Bayer's shares plunged to a 20-year low Tuesday after the German chemicals giant cut its earnings outlook and posted a worse-than-expected loss on woes related to its troubled agrochemicals division.
The group vowed to press ahead with its cost-cutting efforts after reporting a loss of 4.18 billion euros ($4.45 billion) in the three months to the end of September, much worse than analysts' forecasts.
It was weighed down by bad news from its agrochemicals division, including a heavy drop in sales of its glyphosate-based weedkillers, at the centre of long-running legal fights in the United States over claims they cause cancer.
Earnings at the agricultural unit were also hit by a hefty writedown on assets.
Bayer, which also makes pharmaceuticals and consumer health products, saw its shares plunge more than 11 percent on the Frankfurt Stock Exchange after reporting its second quarterly loss in a row.
It is a fresh headache for CEO Bill Anderson, who was hired last year to steer the troubled group in a new direction, and has launched a major restructuring drive while resisting calls from activist investors for a break-up of the group.

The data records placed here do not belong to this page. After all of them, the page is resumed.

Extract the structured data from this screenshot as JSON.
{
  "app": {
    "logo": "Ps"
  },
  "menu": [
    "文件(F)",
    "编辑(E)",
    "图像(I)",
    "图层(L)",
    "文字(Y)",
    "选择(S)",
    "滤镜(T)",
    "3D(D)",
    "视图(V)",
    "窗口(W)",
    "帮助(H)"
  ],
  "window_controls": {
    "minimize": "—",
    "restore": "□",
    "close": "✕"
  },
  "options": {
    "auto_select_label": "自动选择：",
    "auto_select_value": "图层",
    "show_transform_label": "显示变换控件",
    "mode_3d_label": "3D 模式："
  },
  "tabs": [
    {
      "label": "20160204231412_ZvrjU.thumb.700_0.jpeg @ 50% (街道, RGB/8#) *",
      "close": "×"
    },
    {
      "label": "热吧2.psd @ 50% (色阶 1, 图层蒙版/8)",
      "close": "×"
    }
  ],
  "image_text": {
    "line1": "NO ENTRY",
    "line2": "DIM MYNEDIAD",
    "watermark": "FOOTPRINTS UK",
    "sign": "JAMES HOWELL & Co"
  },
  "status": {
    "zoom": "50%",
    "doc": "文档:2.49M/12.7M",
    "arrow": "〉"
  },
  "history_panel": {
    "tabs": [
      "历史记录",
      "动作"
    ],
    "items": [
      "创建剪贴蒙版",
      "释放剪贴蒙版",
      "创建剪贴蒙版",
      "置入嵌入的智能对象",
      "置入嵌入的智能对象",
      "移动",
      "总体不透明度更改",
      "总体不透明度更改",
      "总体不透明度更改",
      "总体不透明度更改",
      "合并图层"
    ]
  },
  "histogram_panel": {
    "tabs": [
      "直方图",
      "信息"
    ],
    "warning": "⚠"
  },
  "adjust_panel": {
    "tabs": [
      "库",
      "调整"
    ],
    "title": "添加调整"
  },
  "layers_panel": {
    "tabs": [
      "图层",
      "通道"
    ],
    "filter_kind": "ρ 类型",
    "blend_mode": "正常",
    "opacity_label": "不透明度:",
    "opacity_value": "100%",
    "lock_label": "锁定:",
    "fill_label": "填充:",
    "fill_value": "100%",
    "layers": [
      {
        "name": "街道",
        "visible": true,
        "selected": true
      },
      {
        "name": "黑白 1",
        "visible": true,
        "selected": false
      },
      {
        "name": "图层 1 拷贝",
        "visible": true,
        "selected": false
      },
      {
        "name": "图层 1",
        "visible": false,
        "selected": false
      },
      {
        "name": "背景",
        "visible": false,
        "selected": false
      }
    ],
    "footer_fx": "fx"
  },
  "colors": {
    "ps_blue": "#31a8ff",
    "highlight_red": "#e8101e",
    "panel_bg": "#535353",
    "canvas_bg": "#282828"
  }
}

They also reflect a bleak picture for Germany's traditional manufacturers generally, who are struggling with challenges ranging from high costs to weak demand, as Europe's top economy heads for a second straight year of contraction.
The problems for Bayer, the maker of Aspirin, looked set to continue in 2025 with chief financial officer Wolfgang Nickl warning of a "muted outlook" next year, "with likely declining earnings".
"We plan to accelerate our cost and efficiency measures," he said.
After Tuesday's results, the Leverkusen-based group lowered its 2024 outlook for EBITDA -- or operating earnings, a key measure of profitability -- to between 10.4 billion and 10.7 billion euros from a previous forecast of between 10.7 billion and 11.3 billion euros.
It also cut the outlook for profit margins in the agrochemicals division.
Anderson is aiming to make savings of two billion euros a year from 2026, in particular by reducing management positions.
The group has already cut some 5,500 jobs since the start of the year, including 3,200 in the first half, according to the CEO.
It is also hoping for progress in resolving the massive litigation issues linked to the Roundup weedkiller, a problem it inherited in the 2018 takeover of US firm Monsanto.
The group has faced a wave of lawsuits in the United States over claims Roundup, which contains the active ingredient glyphosate, causes cancer. Bayer denies the claim but has spent billions of euros on legal costs.
It hopes the US Supreme Court will take up the cases related to Roundup in order to clarify the legal situation.
Bayer is considering which case to bring to the court and, if it does, would expect a decision in the 2025-26 term, said Anderson.
But he cautioned: "This is a long road, with no quick fix."
Sales overall edged up slightly in the quarter to 9.97 billion euros.
Away from the agrochemicals unit, the picture was brighter, with higher sales in the pharmaceuticals division due to strong sales of some blockbuster drugs.
The consumer health unit also reported higher earnings and sales.